1.
It’s my first night, and already Crete has shaken me.
I’ve come back to participate in a weaving workshop in the region of Rethymno, put on by my lyra teacher’s family. The workshop is to be entirely in Greek—and my spoken Greek is only vaguely passable despite a year of study and more than a year of immersive living. Luckily I can understand a lot more than I can articulate, but before the week even begins, I know it’s going to be a challenge.
When I left Crete last December, I had been very ready to leave. I had finally been able to see that the life I had longed so fervently to create on the island just wasn’t working anymore, and another was calling me. As if to help me along, not one but two honeybees had been blown against the left side of my chest, over my heart, and had stung me there in the month leading up to my departure. I’ve never in my life been stung by a windblown honeybee, or heard of this happening to anyone, let alone twice, and in the same area of the body. So I’d left, letting go of what I wanted Crete to be for me, not knowing in what manner I would want to return, if at all.

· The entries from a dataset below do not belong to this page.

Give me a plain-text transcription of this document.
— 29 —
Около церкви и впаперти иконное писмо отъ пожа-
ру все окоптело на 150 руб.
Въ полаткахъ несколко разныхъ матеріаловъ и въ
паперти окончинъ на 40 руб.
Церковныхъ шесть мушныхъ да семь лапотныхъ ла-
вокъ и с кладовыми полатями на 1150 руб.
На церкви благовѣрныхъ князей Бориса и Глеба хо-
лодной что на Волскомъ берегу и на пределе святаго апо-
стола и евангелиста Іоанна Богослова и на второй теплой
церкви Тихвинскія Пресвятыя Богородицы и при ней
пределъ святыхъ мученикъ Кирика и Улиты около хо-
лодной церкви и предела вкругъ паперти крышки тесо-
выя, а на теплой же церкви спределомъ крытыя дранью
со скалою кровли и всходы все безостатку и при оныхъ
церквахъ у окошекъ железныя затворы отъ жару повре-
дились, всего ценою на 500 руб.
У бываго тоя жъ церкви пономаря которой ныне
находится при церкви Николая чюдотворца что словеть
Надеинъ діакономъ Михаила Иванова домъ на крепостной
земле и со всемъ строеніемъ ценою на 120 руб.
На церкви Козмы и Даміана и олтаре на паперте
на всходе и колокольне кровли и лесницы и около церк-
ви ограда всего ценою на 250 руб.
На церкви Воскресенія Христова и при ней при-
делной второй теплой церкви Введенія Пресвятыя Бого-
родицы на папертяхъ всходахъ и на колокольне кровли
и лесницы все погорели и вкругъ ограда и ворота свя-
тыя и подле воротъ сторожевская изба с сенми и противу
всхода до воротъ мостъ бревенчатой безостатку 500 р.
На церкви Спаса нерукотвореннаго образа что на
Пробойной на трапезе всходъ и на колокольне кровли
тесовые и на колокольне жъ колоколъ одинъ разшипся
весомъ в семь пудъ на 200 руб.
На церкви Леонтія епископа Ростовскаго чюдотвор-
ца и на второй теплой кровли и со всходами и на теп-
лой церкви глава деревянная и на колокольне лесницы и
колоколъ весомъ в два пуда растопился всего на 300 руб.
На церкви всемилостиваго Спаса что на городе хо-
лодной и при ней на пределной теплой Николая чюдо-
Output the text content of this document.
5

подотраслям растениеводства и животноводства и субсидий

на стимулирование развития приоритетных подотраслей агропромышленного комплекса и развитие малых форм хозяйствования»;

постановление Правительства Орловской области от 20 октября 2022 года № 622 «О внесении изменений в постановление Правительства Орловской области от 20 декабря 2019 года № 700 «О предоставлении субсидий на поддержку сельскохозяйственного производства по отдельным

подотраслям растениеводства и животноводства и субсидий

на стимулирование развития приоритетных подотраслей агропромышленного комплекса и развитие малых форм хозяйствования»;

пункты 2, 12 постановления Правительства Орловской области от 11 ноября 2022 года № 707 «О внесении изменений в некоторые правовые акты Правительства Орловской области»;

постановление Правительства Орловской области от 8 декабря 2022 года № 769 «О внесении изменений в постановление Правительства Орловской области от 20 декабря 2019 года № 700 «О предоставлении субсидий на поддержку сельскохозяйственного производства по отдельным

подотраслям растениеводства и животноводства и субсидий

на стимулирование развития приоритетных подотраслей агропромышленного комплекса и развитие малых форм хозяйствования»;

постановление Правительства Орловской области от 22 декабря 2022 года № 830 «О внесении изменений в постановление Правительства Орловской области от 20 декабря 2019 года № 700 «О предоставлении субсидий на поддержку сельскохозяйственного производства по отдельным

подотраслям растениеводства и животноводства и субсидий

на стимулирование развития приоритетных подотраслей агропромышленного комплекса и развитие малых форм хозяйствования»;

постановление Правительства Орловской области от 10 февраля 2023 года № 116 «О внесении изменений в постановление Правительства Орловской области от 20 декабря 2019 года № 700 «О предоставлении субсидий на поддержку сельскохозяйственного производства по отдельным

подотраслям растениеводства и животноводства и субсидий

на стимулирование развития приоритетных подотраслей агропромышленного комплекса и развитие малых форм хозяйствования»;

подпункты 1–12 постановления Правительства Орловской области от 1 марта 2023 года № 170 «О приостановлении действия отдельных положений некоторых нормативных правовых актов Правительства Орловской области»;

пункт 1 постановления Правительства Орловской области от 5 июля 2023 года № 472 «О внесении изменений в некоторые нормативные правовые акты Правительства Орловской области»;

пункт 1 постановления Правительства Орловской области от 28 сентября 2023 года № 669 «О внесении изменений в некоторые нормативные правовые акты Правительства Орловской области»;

But now, drawn by a force much older than me, a force that has to do with looms and threads and women and a dream I’ve held for much of my life to learn to weave, I’m back. It’s my first night, and I’m sitting barefoot on a wooden chair in my lyra teacher’s house while two friends dig the splinters out of my left foot. The thorns are deep, and it really does end up taking two of them to get them out. There’s a bottle of iodine, a lighter for the needle and tweezers, and someone has poured me a fresh raki for the pain. I’m very glad in this moment for the years of barefoot walking that have made my soles so tough. One friend— an ex-chef— is digging with surgical precision, and the needle is large. The other is wielding a frighteningly sharp pair of tweezers.